DevOps & CloudMay 27, 2026 6 min read

How We Cut Our AWS Multi-AZ RDS Failover Time From 90s to 12s

A real story of trimming RDS failover from a customer-visible 90 seconds down to roughly 12. The fix wasn't a bigger instance — it was DNS, connection pools, and Proxy.

A customer pinged us last spring: "Your checkout was down for 90 seconds." It was actually a healthy AWS RDS Multi-AZ failover during a minor engine patch. The database recovered fine. Our application did not. This is the story of why a 30-second AWS event turned into a 90-second user-visible outage, and how we got the next one down to about 12 seconds.

What Multi-AZ actually promises (and what it doesn't)

AWS markets RDS Multi-AZ as high availability with "typically 60–120 seconds" of failover time. That number describes how long until the standby is promoted and reachable on the cluster endpoint. It says nothing about:

How long your application clients take to notice the old primary is gone
How long your connection pool holds onto dead TCP sockets
How long your DNS resolver caches the old A record
How your ORM behaves mid-transaction when the socket dies

In our case, the engine swapped in around 28 seconds.

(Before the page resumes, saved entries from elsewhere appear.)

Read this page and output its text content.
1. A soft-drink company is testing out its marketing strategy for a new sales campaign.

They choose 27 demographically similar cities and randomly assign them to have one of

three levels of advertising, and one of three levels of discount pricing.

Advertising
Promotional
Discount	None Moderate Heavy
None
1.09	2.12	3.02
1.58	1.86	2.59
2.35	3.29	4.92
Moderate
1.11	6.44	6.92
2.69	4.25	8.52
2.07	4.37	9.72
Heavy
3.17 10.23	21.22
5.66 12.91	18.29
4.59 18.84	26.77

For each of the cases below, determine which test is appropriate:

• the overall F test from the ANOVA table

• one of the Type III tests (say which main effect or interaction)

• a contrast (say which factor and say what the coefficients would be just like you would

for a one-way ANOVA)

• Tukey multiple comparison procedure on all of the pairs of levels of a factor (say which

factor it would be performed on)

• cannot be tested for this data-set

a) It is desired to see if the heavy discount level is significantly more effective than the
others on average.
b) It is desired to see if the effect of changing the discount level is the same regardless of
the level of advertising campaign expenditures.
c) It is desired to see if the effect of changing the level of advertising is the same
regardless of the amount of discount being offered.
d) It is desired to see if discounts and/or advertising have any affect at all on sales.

The remaining 60+ seconds was entirely our stack failing to let go of a corpse.

How we measured it

We instrumented three timestamps for the postmortem:

rds_failover_started — from the RDS event stream via EventBridge
first_successful_query_after_failover — application-side, logged per pod
checkout_p50_recovered — derived from our Sentry transaction data

The gap between (1) and (2) was where the pain lived. In our worst pod it was 78 seconds. In the best, 41. That variance was the first clue: this wasn't an AWS problem, it was a client-side lottery.

The four things eating our recovery time

1. JVM DNS caching

The JVM, by default, caches successful DNS lookups forever when a security manager is installed, and for 30 seconds otherwise. RDS failover works by repointing the cluster endpoint's CNAME to the new primary. If your client never re-resolves, it keeps dialing a host that is now the demoted standby (or worse, nothing).

We were running a Spring Boot service on JDK 17. The fix was a one-liner in our entrypoint:

# Force the JVM to honor short TTLs on the RDS endpoint
export JAVA_TOOL_OPTIONS="-Dnetworkaddress.cache.ttl=5 -Dnetworkaddress.cache.negative.ttl=2"

Five seconds is a deliberate floor. Going lower hammered our VPC resolver during normal operation with no measurable benefit.

2. HikariCP holding dead sockets

Hikari's default maxLifetime is 30 minutes and its keepaliveTime is disabled. After failover, the pool happily handed out sockets connected to an endpoint that no longer accepted writes. The first query would fail, the connection would be evicted, and the next request would get another dead connection from the same pool.

Our tuned config:

spring:
  datasource:
    hikari:
      maximum-pool-size: 20
      connection-timeout: 3000
      validation-timeout: 2000
      keepalive-time: 30000
      max-lifetime: 600000
      # Critical: fail fast and recycle
      connection-test-query: "SELECT 1"

The key change wasn't connection-test-query — that's almost always wrong on modern drivers — it was keepalive-time. With keepalive enabled, Hikari probes idle connections every 30 seconds and discovers the failover quickly instead of waiting for a user request to find the problem.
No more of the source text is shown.